A much-needed overhaul to provincial government guidelines surrounding technology vendor procurement contracts may do away with an often convoluted and frustrating negotiation process.
The government of Ontario will start using new terms and conditions for small, low-risk technology contracts that are intended to reduce the time required to arrive at a contract agreement, increase vendor participation and produce better vendor pricing due to increased competition.
The government wanted to ensure that those vendors who wanted to participate were able to, said Neil Sentance, assistant deputy minister for the supply chain management division with Ontario Shared Services in the Ministry of Government Services.
“It is in our interest to be as open as possible to the vendor community and wanted to make sure that the contract terms and conditions didn’t create inordinate or inappropriate barriers to participation,” he said.
The guideline facelift was the result of collaboration, over the past 14 months, with the IT industry, via the Information Technology Association of Canada (ITAC), a Toronto, Ont.-based organization that champions initiatives pertaining to the IT industry.
ITAC approached the provincial government wanting to address terms and conditions in contracts that it felt were “potentially troubling the industry” said Sentance, specifically those arising from changes in the U.S. around Sarbanes-Oxley and various other regulatory changes impacting vendors’ handling of risk.
Specifically, he said, the changes pertained to the clarification of the contract language; and amendments to policy, including those that vendors were complaining had been difficult to implement.
Other affected policies included intellectual property, limitation of liability, and user acceptance testing.
Part of the revamp entailed removing certain time-consuming terms and conditions that were not likely to have practical application anyway, “yet for the bidders they make life so complicated that some of them refuse to bid or have to try and factor in the extra risk,” said Bernard Courtois, president and CEO of ITAC.
The initiative was borne out of recommendations by the Special Task Force on large-scale government information and IT projects to make IT initiatives more effectively managed.
If this initiative is successful, it could very well be extrapolated to other types of contracts besides small, low-risk ones, said Courtois. “The idea is that the rationale behind these changes is universal. We provide the government with more open, competitive bidding. So the same rationale will still apply.”
Sentance agreed, saying the government wanted to be sure of what it was doing by starting small: “We wanted to first of all walk before we ran… and make sure we achieve the level of standardization, we wanted to identify a discrete bucket of contracts where we could make these changes, roll them out, review how they were being received in the market, and assess the success of greater vendor participation and faster time to contracting than we’d experienced before.”
Better yet, other beneficiaries of the revamp may be governments at other levels and jurisdictions, said Sentance.
Private corporations could also make use of these government best practices, said Courtois, especially given they, like government, are prone to complex processes surrounding procurement contracts.
“There a lot of commonalities—organizations are complex… but at the end, they all realize that you’ve got to be careful not to have everyone waste too much energy in the procurement process,” said Courtois.

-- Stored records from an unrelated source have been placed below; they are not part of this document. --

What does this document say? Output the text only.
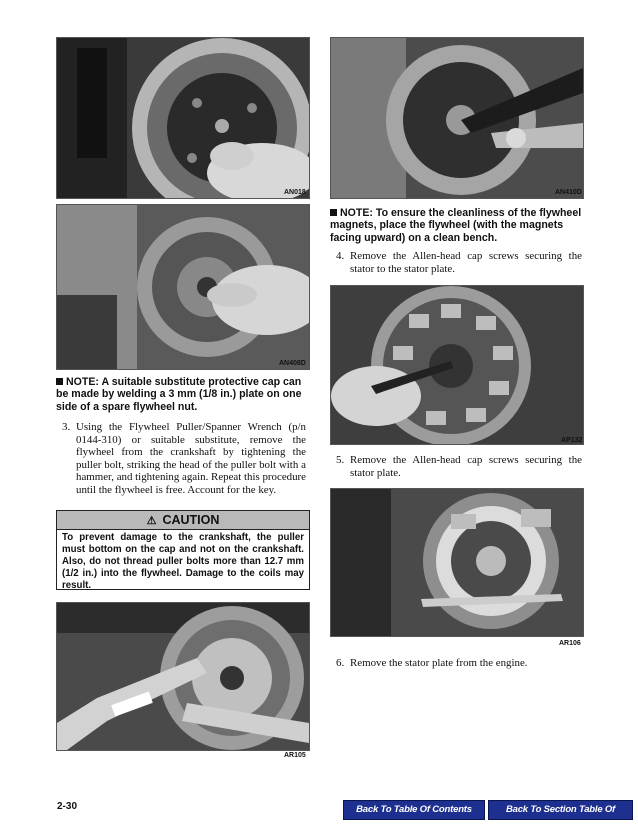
AN018
AN408D
NOTE: A suitable substitute protective cap can be made by welding a 3 mm (1/8 in.) plate on one side of a spare flywheel nut.
3. Using the Flywheel Puller/Spanner Wrench (p/n 0144-310) or suitable substitute, remove the flywheel from the crankshaft by tightening the puller bolt, striking the head of the puller bolt with a hammer, and tightening again. Repeat this procedure until the flywheel is free. Account for the key.
⚠ CAUTION
To prevent damage to the crankshaft, the puller must bottom on the cap and not on the crankshaft. Also, do not thread puller bolts more than 12.7 mm (1/2 in.) into the flywheel. Damage to the coils may result.
AR105
AN410D
NOTE: To ensure the cleanliness of the flywheel magnets, place the flywheel (with the magnets facing upward) on a clean bench.
4. Remove the Allen-head cap screws securing the stator to the stator plate.
AP132
5. Remove the Allen-head cap screws securing the stator plate.
AR106
6. Remove the stator plate from the engine.
2-30	Back To Table Of Contents	Back To Section Table Of Contents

In fact, there was a mutual education during discussions between government and members of the IT industry, said Sentance, in that similarities between the needs of government and enterprises around procurement contracts emerged.
“I understood that with the change in accounting and disclosure, that [corporations] were facing some of the same accountability and transparency issues that governments and public sector entities have been living with for a very long time,” he said.
Courtois said IT vendors and the provincial government will evaluate the guideline changes and continue to revise other parts of the procurement process if need be.